When I first heard this song I was gutted by the lyrics but was expecting something slower. I’m glad it’s not though – because metaphorically life is good and bad even when we feel like we are drowning. There are always moments that keep us afloat, and in this case it’s the fast beat of this song. Life is throwing shit at us constantly but we have to keep it movin’ – keep adapting – keep breathing through it.

This entire album has sad undertones while presenting happy: hey bejeweled. But I think people mix up the idea of genre and depth. Many of these lyrics within Midnights are incredibly deep, metaphorically loaded, and are not just ‘pop’ songs. A genre doesn’t mean less intellectually created. I think many of the general listeners don’t get that. It doesn’t have to sound indie to mean something.

This song is a lot in terms of feelings and depth. It just presents happy – similarly to many of us dealing with depression.

Photo Representation

Taylor always writes songs when we need them doesn’t she?

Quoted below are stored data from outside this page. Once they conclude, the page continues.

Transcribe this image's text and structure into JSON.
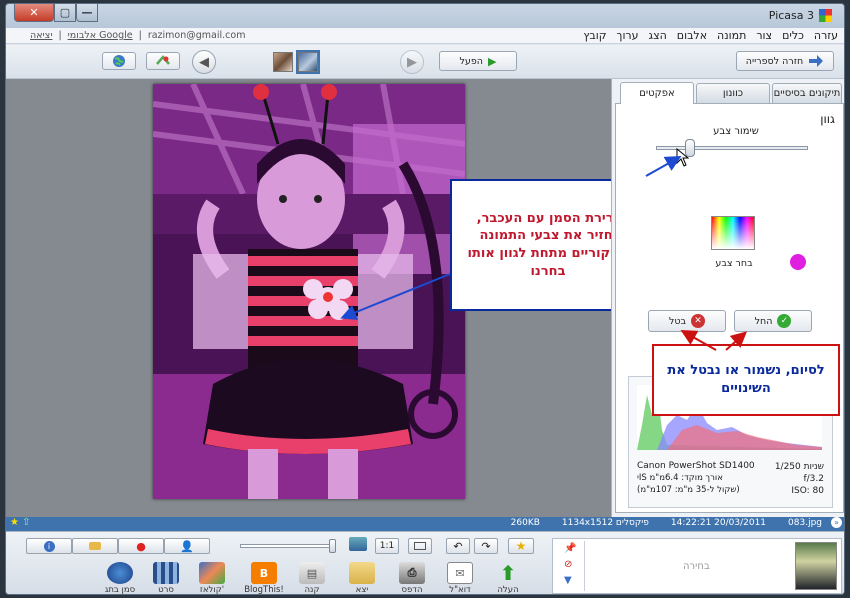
{
  "window": {
    "title": "Picasa 3",
    "controls": {
      "close": "✕",
      "maximize": "▢",
      "minimize": "—"
    }
  },
  "menu": {
    "items": [
      "קובץ",
      "ערוך",
      "הצג",
      "אלבום",
      "תמונה",
      "צור",
      "כלים",
      "עזרה"
    ]
  },
  "account": {
    "exit": "יציאה",
    "albums": "אלבומי Google",
    "email": "razimon@gmail.com"
  },
  "toolbar": {
    "back_label": "חזרה לספרייה",
    "play_label": "הפעל"
  },
  "panel": {
    "tabs": [
      "תיקונים בסיסיים",
      "כוונון",
      "אפקטים"
    ],
    "active_tab": "אפקטים",
    "effect_title": "גוון",
    "slider_label": "שימור צבע",
    "slider_value": 0.2,
    "pick_color_label": "בחר צבע",
    "selected_color": "#e020e0",
    "apply_label": "החל",
    "cancel_label": "בטל",
    "camera": "Canon PowerShot SD1400",
    "exif": [
      {
        "label": "שניות",
        "value": "1/250"
      },
      {
        "label": "",
        "value": "f/3.2"
      },
      {
        "label": "ISO:",
        "value": "80"
      }
    ],
    "focal": "אורך מוקד: 6.4מ\"מ ISי",
    "focal35": "(שקול ל-35 מ\"מ: 107מ\"מ)"
  },
  "callouts": {
    "slider": "גרירת הסמן עם העכבר, יחזיר את צבעי התמונה המקוריים מתחת לגוון אותו בחרנו",
    "finish": "לסיום, נשמור או נבטל את השינויים"
  },
  "status": {
    "filename": "083.jpg",
    "datetime": "14:22:21 20/03/2011",
    "dimensions": "1134x1512 פיקסלים",
    "filesize": "260KB"
  },
  "bottom": {
    "zoom_ratio": "1:1",
    "tray_label": "בחירה",
    "tools": [
      "העלה",
      "דוא\"ל",
      "הדפס",
      "יצא",
      "קנה",
      "BlogThis!",
      "קולאז'",
      "סרט",
      "סמן בתג"
    ]
  },
  "colors": {
    "accent": "#3e73ad",
    "tint": "#e020e0",
    "callout_border": "#0a2a9c"
  }
}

I know I could have gotten a bit more creative on this one, but I couldn’t get this isolated image out of my head. Lately, I have been writing songs again – a thing I used to do for therapy often from ages 12-22. I stopped, because my photography career took off. I can’t say I was good at it, and I can’t say that my songs would ever go anywhere – but I can say that writing again has brought me back to who I was and who I am at my core.

I had a million ideas in my head for these lyrics – but many of these images I’m also trying to relate to my own life. The idea of being surrounded by people, at parties, at grocery stores, in parking lots, at home, but feeling still alone and on your own is super relatable. The room is full but it feels quiet.

The idea of wanting summer – the feeling of freedom and warmth – to last is relatable. Maybe it’s not summer – but it’s a person, a feeling, a moment. You want it to stay. The yearning for it to stay is unbearable, but it’s going to pass – just like time.

Singing into a parking lot provides uninterested spectators, you want to be noticed but you’re singing to passerby’s of people who will forget you within minutes.